Elsewhere in the Asia-Pacific region, South Korea’s Kospi slipped 0.4 per cent, after it gained 1.8 per cent on Tuesday. On Monday, the benchmark surged 3.9 per cent, technically entering a bull market as it closed 23 per cent above its March 19 low.

The country’s tech-heavy Kosdaq rose 0.4 per cent, after advancing 1.6 per cent on Tuesday.

Japan’s Nikkei 225 gained 0.6 per cent, after advancing 2 per cent on Tuesday.

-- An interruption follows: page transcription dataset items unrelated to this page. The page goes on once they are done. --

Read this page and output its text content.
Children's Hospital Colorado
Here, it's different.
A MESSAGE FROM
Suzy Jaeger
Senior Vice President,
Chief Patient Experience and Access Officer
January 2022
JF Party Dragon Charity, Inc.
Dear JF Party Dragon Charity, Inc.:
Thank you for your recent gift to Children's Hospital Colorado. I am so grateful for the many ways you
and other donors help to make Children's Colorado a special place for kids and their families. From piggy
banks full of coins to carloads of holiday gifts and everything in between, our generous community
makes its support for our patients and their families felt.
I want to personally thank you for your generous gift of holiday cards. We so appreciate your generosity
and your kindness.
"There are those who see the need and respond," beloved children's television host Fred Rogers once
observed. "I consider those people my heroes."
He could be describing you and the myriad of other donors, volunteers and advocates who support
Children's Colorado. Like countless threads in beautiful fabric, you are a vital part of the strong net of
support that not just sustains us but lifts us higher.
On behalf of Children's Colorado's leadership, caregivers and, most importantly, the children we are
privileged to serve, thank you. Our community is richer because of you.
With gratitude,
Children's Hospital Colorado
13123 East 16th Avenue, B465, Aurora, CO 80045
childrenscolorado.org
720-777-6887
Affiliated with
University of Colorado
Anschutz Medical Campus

Prime minister Shinzo Abe on Tuesday declared a state of emergency in Tokyo, Osaka and five other prefectures accounting for about 44 per cent of Japan’s population to contain the coronavirus. The government also approved a record near-US$1 trillion stimulus package for families and business. That is equivalent to 20 per cent of Japan’s GDP.

Australia’s ASX 200 rose 0.1 per cent, after falling 0.7 per cent on Tuesday.

New Zealand’s S&P/NZX50 gained 0.1 per cent, after rising 0.5 per cent on Tuesday.

Meanwhile, Singapore’s Straits Times Index lost 2.2 per cent, after it jumped 4.1 per cent on Monday.

China, where the coronavirus pandemic was first reported, will lead the way out of the global economic downturn after taking extraordinary measures to contain the outbreak, according to Wenli Zheng, portfolio manager at T. Rowe Price.

The firm expects social distancing and work from home arrangements to accelerate many trends that were already playing out, such as the growth of e-commerce, food delivery and other online services.